O objetivo é implementar melhorias no atendimento disponibilizado aos frequentadores e turistas que prestigiam produtos frescos e pratos típicos, tornando o local cada vez mais atrativo com a organização dos espaços ocupados pelos permissionários.

As iniciativas estão indo ao encontro do que os comerciantes tanto aguardavam. Atualmente são 176 permissionários oficialmente regularizados, alguns deles estão há mais de décadas ganhando o seu sustento e girando seus produtos.

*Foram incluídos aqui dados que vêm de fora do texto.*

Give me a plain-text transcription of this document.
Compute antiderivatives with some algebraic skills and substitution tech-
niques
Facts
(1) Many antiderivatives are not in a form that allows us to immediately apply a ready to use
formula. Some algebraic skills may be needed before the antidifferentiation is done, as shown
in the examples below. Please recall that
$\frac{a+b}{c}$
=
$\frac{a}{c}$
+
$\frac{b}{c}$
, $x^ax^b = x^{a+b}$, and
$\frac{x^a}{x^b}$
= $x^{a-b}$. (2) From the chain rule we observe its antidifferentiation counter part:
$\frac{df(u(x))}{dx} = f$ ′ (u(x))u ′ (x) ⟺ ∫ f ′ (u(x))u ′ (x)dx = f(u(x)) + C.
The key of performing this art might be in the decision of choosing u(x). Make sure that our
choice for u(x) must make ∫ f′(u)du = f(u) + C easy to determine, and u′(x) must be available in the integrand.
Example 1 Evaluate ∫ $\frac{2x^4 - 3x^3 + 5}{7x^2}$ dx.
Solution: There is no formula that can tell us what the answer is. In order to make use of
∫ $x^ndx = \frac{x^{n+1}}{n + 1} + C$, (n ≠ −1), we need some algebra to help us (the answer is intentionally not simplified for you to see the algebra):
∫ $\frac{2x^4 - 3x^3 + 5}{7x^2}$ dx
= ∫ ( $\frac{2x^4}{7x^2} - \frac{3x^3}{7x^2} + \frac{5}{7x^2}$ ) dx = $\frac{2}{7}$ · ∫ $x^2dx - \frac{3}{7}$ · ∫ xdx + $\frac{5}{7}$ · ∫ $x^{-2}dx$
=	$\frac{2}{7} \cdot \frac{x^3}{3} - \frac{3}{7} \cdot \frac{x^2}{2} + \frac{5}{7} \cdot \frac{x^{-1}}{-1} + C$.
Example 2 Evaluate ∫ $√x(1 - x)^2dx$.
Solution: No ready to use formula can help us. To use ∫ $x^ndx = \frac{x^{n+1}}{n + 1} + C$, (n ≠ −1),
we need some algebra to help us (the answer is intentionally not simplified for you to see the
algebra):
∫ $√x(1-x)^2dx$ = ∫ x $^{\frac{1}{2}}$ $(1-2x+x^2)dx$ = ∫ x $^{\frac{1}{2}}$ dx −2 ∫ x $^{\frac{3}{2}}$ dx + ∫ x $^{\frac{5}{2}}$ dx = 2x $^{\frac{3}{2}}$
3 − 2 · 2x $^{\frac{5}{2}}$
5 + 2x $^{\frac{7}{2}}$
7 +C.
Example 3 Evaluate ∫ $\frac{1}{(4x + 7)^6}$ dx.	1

Segundo Medeiros, a troca da gestão do Mercado do Porto é uma demonstração do desejo do prefeito Abilio Brunini em transformar o turismo na capital. “Assim como mercados municipais de outras capitais, que são extremamente importantes para o turismo e para o desenvolvimento econômico, nós vamos promover o Mercado do Porto, o Shopping Orla e outros equipamentos públicos como Parque das Águas, Parque Tia Nair, como pontos turísticos para promover e atrair novos visitantes locais e de fora para desenvolver a economia de forma sustentável”, revelou Medeiros.

“A vinda do Mercado para a nossa secretaria é exatamente para que a gente realize esse trabalho mais adequado junto ao turista e também a toda a população de Cuiabá, para melhorar o atendimento e proporcionar um ambiente mais agradável, mais turístico para a sociedade”, pontuou Medeiros.

Essa movimentação está gerando otimismo e confiança entre os permissionários que já vislumbravam uma revitalização em todos os aspectos para o local. Hidenildes Coelho Guimarães, está confiante. Comerciante no Mercado do Porto desde 1994, onde começou vendendo carne, acabou migrando para o setor de confecções, moda caipira, com a loja Modelão e está satisfeito. Para ele, a renovação no mercado do Porto era necessária.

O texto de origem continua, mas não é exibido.